Si « les destinations interdites ou imposant une stricte quarantaine aux passagers se multiplient (…), les équipages d’Air France continuent à s’y rendre sans que leur santé ni celle de leur entourage ne soient prises en compte », proteste le SNPL. Des « vols cargos » sont maintenus « sur les destinations interdites aux passagers » et il n’est prévu « aucune mesure de suivi pour les navigants à leur retour en France », d’après le tract.

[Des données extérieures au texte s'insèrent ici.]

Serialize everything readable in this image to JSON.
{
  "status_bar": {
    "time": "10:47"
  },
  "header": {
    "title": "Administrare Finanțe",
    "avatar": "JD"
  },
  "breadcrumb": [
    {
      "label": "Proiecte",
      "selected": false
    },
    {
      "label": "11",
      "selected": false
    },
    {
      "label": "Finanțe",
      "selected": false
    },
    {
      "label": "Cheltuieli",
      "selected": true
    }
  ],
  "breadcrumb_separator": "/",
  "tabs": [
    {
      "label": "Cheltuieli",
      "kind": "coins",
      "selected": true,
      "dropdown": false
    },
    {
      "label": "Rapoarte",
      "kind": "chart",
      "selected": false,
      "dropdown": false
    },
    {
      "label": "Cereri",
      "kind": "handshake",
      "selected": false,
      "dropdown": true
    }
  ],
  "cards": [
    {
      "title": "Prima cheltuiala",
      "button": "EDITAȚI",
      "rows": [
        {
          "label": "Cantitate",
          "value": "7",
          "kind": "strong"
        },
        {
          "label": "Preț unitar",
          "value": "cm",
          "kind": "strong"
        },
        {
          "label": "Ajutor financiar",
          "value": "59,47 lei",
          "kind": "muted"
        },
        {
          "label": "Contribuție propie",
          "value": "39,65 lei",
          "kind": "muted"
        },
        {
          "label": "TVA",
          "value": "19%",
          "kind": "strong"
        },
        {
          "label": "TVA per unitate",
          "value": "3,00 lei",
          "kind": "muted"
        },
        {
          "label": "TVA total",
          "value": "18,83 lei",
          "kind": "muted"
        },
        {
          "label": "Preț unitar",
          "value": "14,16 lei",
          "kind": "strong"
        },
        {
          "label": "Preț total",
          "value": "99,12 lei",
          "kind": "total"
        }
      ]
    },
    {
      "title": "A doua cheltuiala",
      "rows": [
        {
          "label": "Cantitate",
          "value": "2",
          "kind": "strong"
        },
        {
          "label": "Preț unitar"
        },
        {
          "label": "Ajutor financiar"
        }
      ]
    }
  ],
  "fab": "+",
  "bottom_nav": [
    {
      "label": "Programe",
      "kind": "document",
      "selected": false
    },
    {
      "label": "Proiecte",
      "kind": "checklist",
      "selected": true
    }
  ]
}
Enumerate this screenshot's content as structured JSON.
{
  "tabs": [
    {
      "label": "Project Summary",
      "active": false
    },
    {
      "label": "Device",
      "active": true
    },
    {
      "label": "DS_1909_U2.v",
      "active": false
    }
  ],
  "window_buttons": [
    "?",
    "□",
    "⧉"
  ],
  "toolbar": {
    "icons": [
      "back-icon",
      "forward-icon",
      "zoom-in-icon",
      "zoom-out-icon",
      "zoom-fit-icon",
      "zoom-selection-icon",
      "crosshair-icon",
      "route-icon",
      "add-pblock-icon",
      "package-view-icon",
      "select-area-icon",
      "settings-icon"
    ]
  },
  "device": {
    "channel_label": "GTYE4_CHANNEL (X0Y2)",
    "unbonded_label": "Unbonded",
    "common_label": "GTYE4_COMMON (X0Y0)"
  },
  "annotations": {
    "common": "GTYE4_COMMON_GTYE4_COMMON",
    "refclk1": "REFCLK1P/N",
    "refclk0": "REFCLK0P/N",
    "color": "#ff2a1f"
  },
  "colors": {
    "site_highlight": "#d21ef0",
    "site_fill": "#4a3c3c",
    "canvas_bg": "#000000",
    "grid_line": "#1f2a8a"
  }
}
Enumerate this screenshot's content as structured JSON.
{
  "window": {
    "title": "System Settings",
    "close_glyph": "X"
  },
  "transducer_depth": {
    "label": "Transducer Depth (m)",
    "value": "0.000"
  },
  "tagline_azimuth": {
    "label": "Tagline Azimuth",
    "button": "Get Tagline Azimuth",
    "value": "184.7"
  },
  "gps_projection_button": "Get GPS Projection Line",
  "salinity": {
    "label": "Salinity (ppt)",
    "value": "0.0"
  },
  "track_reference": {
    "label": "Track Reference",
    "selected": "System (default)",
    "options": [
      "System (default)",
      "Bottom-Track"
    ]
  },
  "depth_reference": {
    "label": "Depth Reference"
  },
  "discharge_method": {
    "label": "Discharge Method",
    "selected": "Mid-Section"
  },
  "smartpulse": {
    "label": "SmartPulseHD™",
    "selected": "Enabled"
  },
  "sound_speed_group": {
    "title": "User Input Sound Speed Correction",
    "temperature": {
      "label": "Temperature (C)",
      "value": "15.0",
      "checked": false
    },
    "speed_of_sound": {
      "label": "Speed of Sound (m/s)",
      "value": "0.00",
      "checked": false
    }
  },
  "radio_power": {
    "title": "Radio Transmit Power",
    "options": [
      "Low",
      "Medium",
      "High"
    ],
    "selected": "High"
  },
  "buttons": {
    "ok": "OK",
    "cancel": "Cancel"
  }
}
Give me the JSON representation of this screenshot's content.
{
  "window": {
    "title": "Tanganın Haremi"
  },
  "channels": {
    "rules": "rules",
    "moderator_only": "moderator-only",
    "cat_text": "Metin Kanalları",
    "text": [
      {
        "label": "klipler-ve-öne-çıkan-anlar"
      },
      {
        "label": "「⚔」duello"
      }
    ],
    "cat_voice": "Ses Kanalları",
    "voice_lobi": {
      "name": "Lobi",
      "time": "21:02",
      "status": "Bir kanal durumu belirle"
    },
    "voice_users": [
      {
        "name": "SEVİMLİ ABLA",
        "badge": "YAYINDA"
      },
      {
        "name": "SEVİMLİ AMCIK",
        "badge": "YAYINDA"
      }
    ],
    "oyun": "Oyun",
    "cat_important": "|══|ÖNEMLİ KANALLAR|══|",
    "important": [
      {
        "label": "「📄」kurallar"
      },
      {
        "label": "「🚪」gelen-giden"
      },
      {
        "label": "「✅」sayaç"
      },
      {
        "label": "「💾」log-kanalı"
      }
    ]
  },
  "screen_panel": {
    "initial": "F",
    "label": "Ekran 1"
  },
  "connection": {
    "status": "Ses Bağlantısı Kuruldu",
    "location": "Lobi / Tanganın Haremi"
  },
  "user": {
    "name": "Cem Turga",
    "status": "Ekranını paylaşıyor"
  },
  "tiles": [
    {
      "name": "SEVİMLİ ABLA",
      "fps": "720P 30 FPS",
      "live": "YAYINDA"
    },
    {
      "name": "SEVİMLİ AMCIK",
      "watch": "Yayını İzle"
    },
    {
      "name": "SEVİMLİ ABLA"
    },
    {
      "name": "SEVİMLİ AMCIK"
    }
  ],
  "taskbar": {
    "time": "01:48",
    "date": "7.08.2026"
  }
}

Critiques envers le gouvernement

Le syndicat regrette en outre que le gouvernement n’ait « toujours pas inclus le personnel navigant » au sein des « professions bénéficiant d’une priorité toute relative à la vaccination » contre le Covid-19. Et le SNPL prévient qu’il ne se contentera pas d'« un effet d’annonce » ouvrant « une priorité aux plus de 55 ans uniquement ».

Rappelant que l’ONU et l’Organisation de l’aviation civile internationale (OACI) « demandent la vaccination prioritaire des membres d’équipage », l’organisation syndicale estime que « le gouvernement français n’a pas pris la mesure de la situation ». Ainsi, il juge « inacceptable que les personnels navigants, qui contribuent depuis le début de la crise au transport des masques, vaccins et matériel médical dans le monde entier, soient ainsi oubliés alors qu’ils s’exposent à des variants dangereux ».